Koordinator Musik, Seni Pertunjukan, dan Seni Rupa, Kementerian Pariwisata dan Ekonomi Kreatif/Badan Pariwisata dan Ekonomi Kreatif, Sudaryana, mengungkapkan apresiasinya khususnya kepada para peserta yang antusias mengusung konsep Jama Bebea.
Menurutnya, kolaborasi bersama melalui konsep kearifan lokal seperti Jama Bebea ini akan menjadi salah satu jalan merawat budaya lokal setempat.
"Saya sangat mengapresiasi semangat dari teman-teman yang ada di Labuan Bajo ini, bagaimana mereka membuat Jama Bebea ini,"" ungkap Sudaryana.
Sementara itu, Kepala Dinas Pariwisata Kabupaten Manggarai Barat, Pius Baut menyampaikan apreasiasinya atas penyelenggaraan kegiatan Aksilarasi Seni Rupa yang mengangkat tema dan budaya kearifan lokal setempat, sehingga masyarakat dapat memaksimalkan berbagai potensi yang ada untuk mendukung pariwisata Labuan Bajo.
Ekos, salah seorang peserta Aksilarasi Seni Rupa mengungkapkan harapannya dengan adanya pameran karya Jama Babea bisa memicu semangat para perupa dan seniman Labuan Bajo untuk mengaktualisasikan karya-karya mereka untuk mewarnai kota Labuan Bajo.
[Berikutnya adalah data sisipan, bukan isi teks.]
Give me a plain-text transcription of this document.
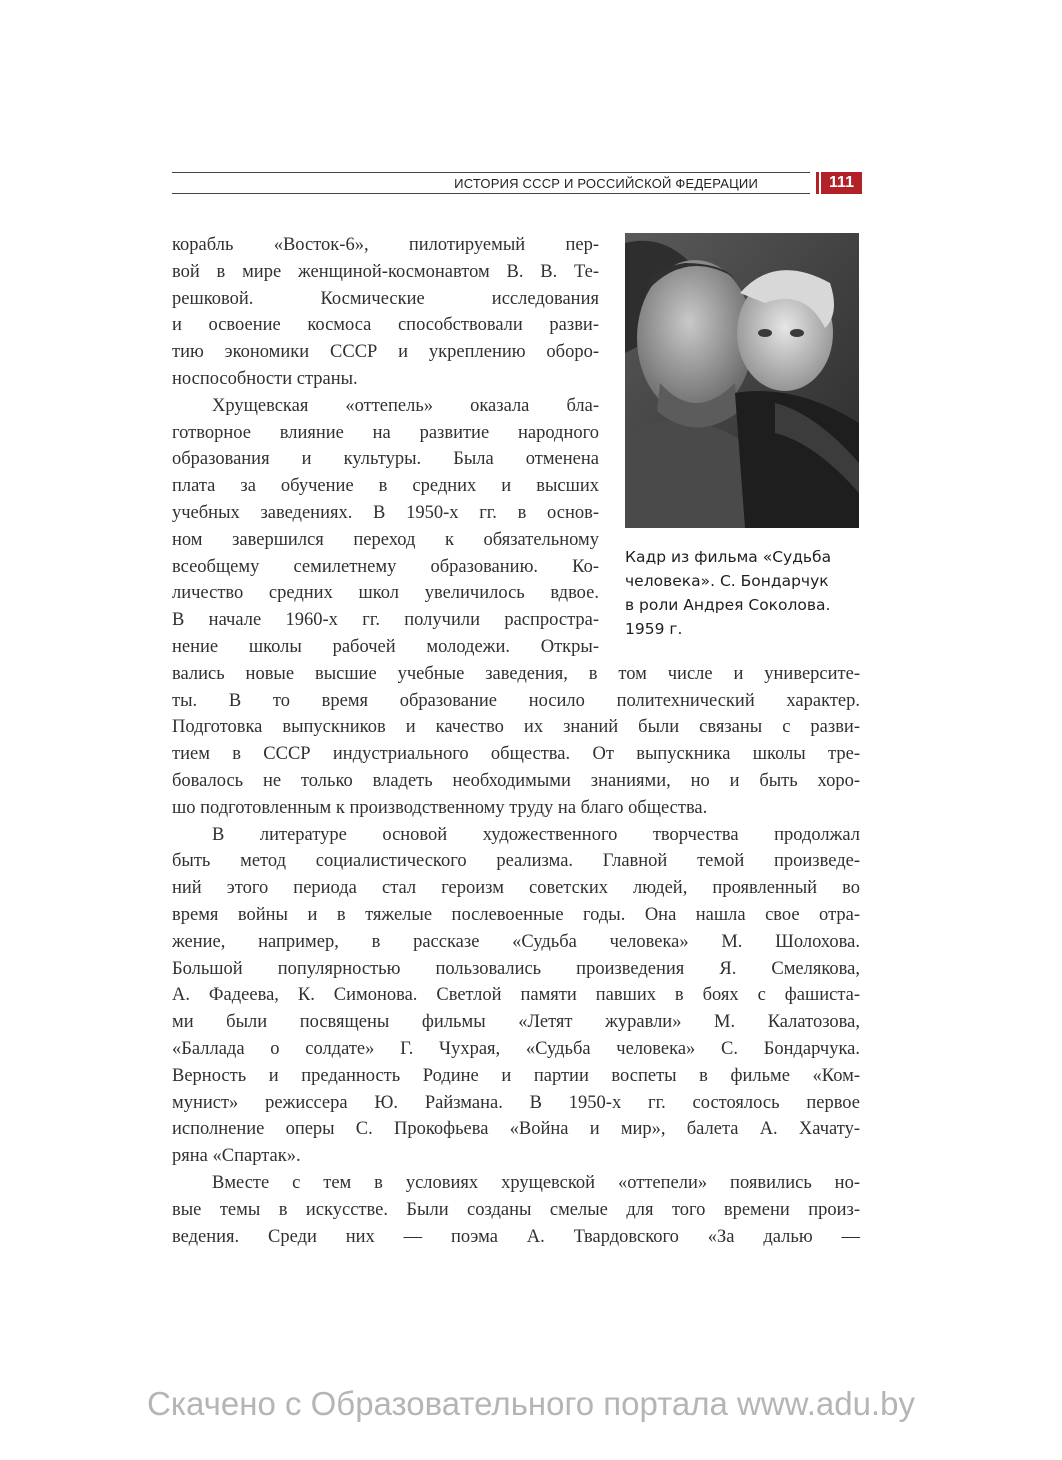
ИСТОРИЯ СССР И РОССИЙСКОЙ ФЕДЕРАЦИИ	111
Кадр из фильма «Судьба
человека». С. Бондарчук
в роли Андрея Соколова.
1959 г.
корабль «Восток-6», пилотируемый пер-
вой в мире женщиной-космонавтом В. В. Те-
решковой. Космические исследования
и освоение космоса способствовали разви-
тию экономики СССР и укреплению оборо-
носпособности страны.
Хрущевская «оттепель» оказала бла-
готворное влияние на развитие народного
образования и культуры. Была отменена
плата за обучение в средних и высших
учебных заведениях. В 1950-х гг. в основ-
ном завершился переход к обязательному
всеобщему семилетнему образованию. Ко-
личество средних школ увеличилось вдвое.
В начале 1960-х гг. получили распростра-
нение школы рабочей молодежи. Откры-
вались новые высшие учебные заведения, в том числе и университе-
ты. В то время образование носило политехнический характер.
Подготовка выпускников и качество их знаний были связаны с разви-
тием в СССР индустриального общества. От выпускника школы тре-
бовалось не только владеть необходимыми знаниями, но и быть хоро-
шо подготовленным к производственному труду на благо общества.
В литературе основой художественного творчества продолжал
быть метод социалистического реализма. Главной темой произведе-
ний этого периода стал героизм советских людей, проявленный во
время войны и в тяжелые послевоенные годы. Она нашла свое отра-
жение, например, в рассказе «Судьба человека» М. Шолохова.
Большой популярностью пользовались произведения Я. Смелякова,
А. Фадеева, К. Симонова. Светлой памяти павших в боях с фашиста-
ми были посвящены фильмы «Летят журавли» М. Калатозова,
«Баллада о солдате» Г. Чухрая, «Судьба человека» С. Бондарчука.
Верность и преданность Родине и партии воспеты в фильме «Ком-
мунист» режиссера Ю. Райзмана. В 1950-х гг. состоялось первое
исполнение оперы С. Прокофьева «Война и мир», балета А. Хачату-
ряна «Спартак».
Вместе с тем в условиях хрущевской «оттепели» появились но-
вые темы в искусстве. Были созданы смелые для того времени произ-
ведения. Среди них — поэма А. Твардовского «За далью —
Скачено с Образовательного портала www.adu.by
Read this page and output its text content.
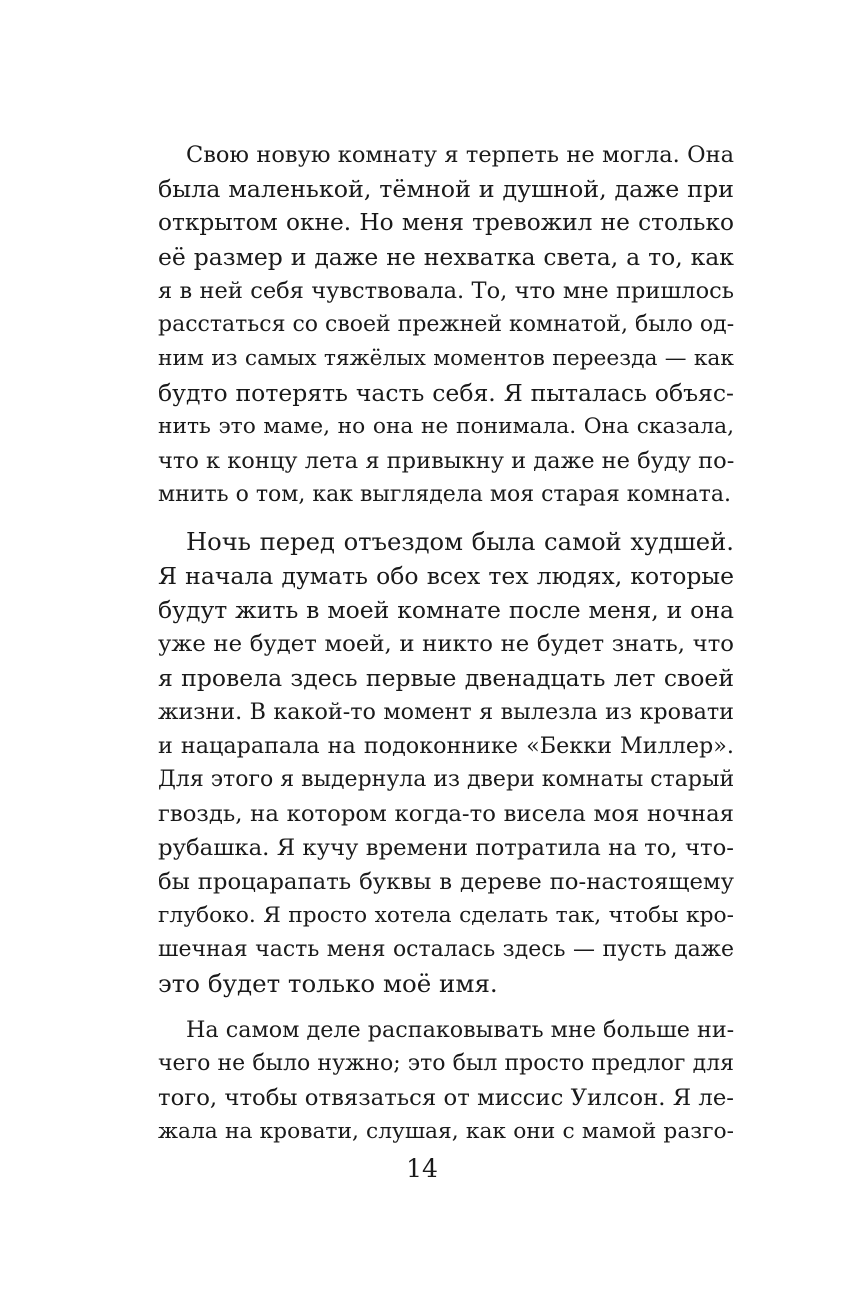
Свою новую комнату я терпеть не могла. Она
была маленькой, тёмной и душной, даже при
открытом окне. Но меня тревожил не столько
её размер и даже не нехватка света, а то, как
я в ней себя чувствовала. То, что мне пришлось
расстаться со своей прежней комнатой, было од-
ним из самых тяжёлых моментов переезда — как
будто потерять часть себя. Я пыталась объяс-
нить это маме, но она не понимала. Она сказала,
что к концу лета я привыкну и даже не буду по-
мнить о том, как выглядела моя старая комната.
Ночь перед отъездом была самой худшей.
Я начала думать обо всех тех людях, которые
будут жить в моей комнате после меня, и она
уже не будет моей, и никто не будет знать, что
я провела здесь первые двенадцать лет своей
жизни. В какой-то момент я вылезла из кровати
и нацарапала на подоконнике «Бекки Миллер».
Для этого я выдернула из двери комнаты старый
гвоздь, на котором когда-то висела моя ночная
рубашка. Я кучу времени потратила на то, что-
бы процарапать буквы в дереве по-настоящему
глубоко. Я просто хотела сделать так, чтобы кро-
шечная часть меня осталась здесь — пусть даже
это будет только моё имя.
На самом деле распаковывать мне больше ни-
чего не было нужно; это был просто предлог для
того, чтобы отвязаться от миссис Уилсон. Я ле-
жала на кровати, слушая, как они с мамой разго-
14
Sementara itu, istilah 'Jama Bebea' berasal dari bahasa Bajo yang berarti kerja bersama atau gotong royong, mencerminkan proses kerja bersama yang dilakukan para perupa dalam pembuatan instalasi ini.
Jama Bebea hadir sebagai refleksi terhadap perkembangan kebudayaan dan kehidupan sosial masyarakat pesisir dan pegunungan, di saat budaya gotong royong mulai tenggelam seiring masuknya pengaruh dari luar.
Dalam kebudayaan di Indonesia Timur, khususnya di Manggarai Raya, praktik gotong royong dapat dilihat dalam berbagai ritual adat seperti ‘ritual penti’ dan pembukaan lahan baru di wilayah pegunungan. Sedangkan di wilayah pesisir, praktik gotong royong dikerjakan dalam proses pembuatan perahu nelayan dan jala ikan.
Instalasi Jama Bebea terbuat dari jala ikan yang didukung oleh susunan nyiru (alat untuk menapis beras), dengan ditopang oleh rangka yang terbuat dari rangkaian bambu utuh.
Instalasi ini juga menghadirkan patung “pohon” yang terbuat dari kayu-kayu dari Pantai Atlantis di Jalan Gorontalo, dan irus yang telah dilukis oleh perupa. (RO/OL-09)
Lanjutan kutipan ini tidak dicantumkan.